Население Москвы в короткое время распалось на два лагеря: одни приняли сторону боярина Алексея Петровича Хвоста, а другие, побогаче, сторону Василия Васильевича Вельяминова. Начались раздоры, наговоры, перешептывания. возмущения - что ни год, то хуже. Дошло и до потасовок среди горожан: сперва просто драки кулаком и палкой, затем и настоящее кулачное побоище с увечьем и смертью, какое случилось в последнее Рождество, перед убийством Алексея Петровича.
Воспользовавшись случаем, бояре приступили к великому князю и митрополиту Алексею с жалобами на Алексея Петровича, считая его виновным в происшествии, но Алексей Петрович разоблачил хитроумных своих врагов и, в свою очередь, показал их вину. Князь Иван, кроткий и жалостливый, любивший тишину и покой, пытался восстановить между ними согласие и мир. Митрополит Алексей помогал ему как мог, увещевал с амвона возгордившиеся и смутившиеся души, призывал к всепрощению и любви. Но они уже ничего не могли поделать. Старой вражде нужен был выход, и он нашелся. Общей думой, втайне, бояре решили избавиться от Алексея Петровича без князя и митрополита.
И вот однажды, в феврале, когда заблаговестили к заутрене и горожане потянулись к церкви, они увидели на площади лежащего на снегу с разбитой головой и пробитой грудью Алексея Петровича. И хотя не разыскан был убийца, но многие догадались, из ворот какого дома он вышел. Тогда на Москве произошел великий мятеж, запылали боярские усадьбы, полилась боярская кровь. Василий Васильевич Вельяминов с домочадцами и другими боярами в страхе бежал в Рязань, к князю Олегу.
Бабиджа распорядился освободить от веревок пленника. Четверо нукеров спешились и побежали по высокой густой траве к лежавшему, грубо оттолкнули от него стоявших как бы в растерянности троих русских, подняли безвольное тело: двое за руки, двое за ноги, поднесли к лошади посла и положили подле её копыт. Бабиджа, склонившись, поглядел на него внимательно. То был молодой мужчина, как и все московиты, с усами и бородкой. Ввалившиеся, как у мертвого, глаза его, опухшее от побоев лицо, запекшаяся кровь на губах и шее указывали на то, что его долго и безжалостно избивали. Посол взглянул на Вельяминова и укоризненно покачал головой. Короткая усмешка скривила яркие полные губы боярина. В это время лежавший приоткрыл глаза, туманный невидящий взгляд устремился на Бабиджу.
- Пить, - совсем тихо произнес он.
Нукер из кожаного небольшого бурдюка влил ему в рот воды, тоненькие струйки полились с углов губ на скулы. Однако, поморщившись, человек сделал два глотка.
Тот же нукер, умевший лопотать по-русски, рослый, полный, с косицей на затылке и вислыми усами, низко склонился и затрубил над самым ухом:
- Эй! Кто ты? Воеводин еся? Московитин еся?

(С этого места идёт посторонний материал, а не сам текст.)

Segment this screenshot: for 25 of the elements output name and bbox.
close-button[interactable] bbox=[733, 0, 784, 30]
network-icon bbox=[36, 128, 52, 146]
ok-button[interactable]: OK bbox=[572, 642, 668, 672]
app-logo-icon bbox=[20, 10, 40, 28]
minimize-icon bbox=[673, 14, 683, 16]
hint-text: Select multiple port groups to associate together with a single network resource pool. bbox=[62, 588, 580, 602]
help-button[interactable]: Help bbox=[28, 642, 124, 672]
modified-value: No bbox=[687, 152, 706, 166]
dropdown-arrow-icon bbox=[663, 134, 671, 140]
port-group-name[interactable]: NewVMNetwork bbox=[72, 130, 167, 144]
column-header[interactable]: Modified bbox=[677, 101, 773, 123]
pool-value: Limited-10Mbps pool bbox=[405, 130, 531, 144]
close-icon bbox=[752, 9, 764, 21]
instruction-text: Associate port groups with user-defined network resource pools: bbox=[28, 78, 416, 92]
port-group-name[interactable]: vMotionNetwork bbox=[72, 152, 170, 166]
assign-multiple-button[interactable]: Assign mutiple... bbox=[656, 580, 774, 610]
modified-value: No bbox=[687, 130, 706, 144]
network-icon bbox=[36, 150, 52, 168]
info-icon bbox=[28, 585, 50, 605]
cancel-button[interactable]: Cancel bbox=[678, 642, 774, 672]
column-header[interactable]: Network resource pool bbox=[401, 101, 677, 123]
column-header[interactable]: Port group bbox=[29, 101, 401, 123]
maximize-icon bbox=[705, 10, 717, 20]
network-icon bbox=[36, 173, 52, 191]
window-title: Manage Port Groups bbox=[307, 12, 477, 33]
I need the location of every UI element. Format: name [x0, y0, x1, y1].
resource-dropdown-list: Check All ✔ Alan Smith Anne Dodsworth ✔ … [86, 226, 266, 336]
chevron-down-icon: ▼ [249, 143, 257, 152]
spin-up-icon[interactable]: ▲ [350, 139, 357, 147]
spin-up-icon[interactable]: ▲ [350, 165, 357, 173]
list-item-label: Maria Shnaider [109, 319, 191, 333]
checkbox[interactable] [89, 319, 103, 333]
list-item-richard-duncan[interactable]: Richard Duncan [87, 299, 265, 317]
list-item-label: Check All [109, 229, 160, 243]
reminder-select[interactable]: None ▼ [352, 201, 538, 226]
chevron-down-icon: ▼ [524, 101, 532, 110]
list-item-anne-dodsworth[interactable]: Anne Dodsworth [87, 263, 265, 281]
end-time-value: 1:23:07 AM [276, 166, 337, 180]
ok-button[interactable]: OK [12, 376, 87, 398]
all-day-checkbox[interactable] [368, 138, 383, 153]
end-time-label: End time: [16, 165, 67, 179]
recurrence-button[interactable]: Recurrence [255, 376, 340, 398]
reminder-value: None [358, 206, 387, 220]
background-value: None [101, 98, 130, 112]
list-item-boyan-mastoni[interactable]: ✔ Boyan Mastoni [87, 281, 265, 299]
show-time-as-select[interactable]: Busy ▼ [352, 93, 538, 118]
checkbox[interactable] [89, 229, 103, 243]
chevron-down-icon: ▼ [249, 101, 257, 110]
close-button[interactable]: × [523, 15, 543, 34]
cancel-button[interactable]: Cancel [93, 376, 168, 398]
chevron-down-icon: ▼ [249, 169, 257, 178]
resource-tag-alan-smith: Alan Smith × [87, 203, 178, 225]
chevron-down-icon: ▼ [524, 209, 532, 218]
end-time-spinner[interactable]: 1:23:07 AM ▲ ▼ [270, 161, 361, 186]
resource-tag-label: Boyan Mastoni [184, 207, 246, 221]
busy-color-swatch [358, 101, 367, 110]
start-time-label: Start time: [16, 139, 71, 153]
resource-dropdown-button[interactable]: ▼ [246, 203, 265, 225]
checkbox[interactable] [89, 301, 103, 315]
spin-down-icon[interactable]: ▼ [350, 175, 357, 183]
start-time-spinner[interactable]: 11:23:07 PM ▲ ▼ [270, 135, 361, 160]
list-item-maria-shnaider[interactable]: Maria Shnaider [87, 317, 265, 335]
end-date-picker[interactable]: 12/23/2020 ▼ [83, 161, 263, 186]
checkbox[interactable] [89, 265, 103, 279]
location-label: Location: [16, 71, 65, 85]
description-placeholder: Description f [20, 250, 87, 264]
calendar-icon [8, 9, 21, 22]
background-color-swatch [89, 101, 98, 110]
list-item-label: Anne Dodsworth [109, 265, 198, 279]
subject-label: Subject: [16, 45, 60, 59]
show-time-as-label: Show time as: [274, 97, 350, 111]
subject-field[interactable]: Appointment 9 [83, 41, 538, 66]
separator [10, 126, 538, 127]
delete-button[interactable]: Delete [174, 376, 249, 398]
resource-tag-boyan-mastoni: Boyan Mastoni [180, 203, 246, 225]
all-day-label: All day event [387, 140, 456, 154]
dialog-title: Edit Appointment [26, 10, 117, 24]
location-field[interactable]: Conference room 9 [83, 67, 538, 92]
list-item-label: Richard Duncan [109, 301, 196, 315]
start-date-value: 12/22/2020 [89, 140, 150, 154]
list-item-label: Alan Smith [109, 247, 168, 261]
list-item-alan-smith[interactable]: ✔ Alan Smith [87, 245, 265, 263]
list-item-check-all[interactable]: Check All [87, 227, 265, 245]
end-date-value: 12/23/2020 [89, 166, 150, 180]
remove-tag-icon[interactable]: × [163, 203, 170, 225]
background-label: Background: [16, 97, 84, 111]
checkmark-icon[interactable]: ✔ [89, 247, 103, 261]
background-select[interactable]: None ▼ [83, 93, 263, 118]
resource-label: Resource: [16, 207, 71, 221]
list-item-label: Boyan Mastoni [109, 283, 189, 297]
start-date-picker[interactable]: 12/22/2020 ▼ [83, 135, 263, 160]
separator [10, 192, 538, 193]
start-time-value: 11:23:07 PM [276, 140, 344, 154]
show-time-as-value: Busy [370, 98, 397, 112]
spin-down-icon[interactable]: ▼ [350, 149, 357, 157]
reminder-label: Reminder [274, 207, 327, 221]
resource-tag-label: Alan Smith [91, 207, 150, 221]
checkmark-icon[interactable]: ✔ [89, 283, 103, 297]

Наконец лежавший шевельнулся, слабый стон сорвался с его губ. Его приподняли и посадили. Он обхватил голову руками, как бы пытаясь определить, цела ли она, покачался взад-вперед.
Вельяминов, видя, что потерял власть над этим человеком и теперь не волен в его судьбе, точно шутя, обмолвился:
- Отдаю его тебе. Мне он был непутевым слугой, тебе, може, добрым станет.
Слова боярина, видимо, дошли до сидевшего. Он с трудом повернулся к Вельяминову, морщась от боли, потом, схватившись для поддержки за руку нукера, приподнялся на слабых, дрожащих ногах.
- Креста на тебе нету, Ворона, - сказал он тихо, с ненавистью. Князев я... Князя Ивана.
Нукер спросил слугу князя Ивана:
- Ити смогешь?
- Чево?
- Топ-топ, говорю.
- Смогешь. Как у вас не смогешь, - едва внятно проговорил человек, попробовал шагнуть, но от слабости и головокружения рухнул на колени. Его подхватили под руки, подняли и помогли взобраться на лошадь.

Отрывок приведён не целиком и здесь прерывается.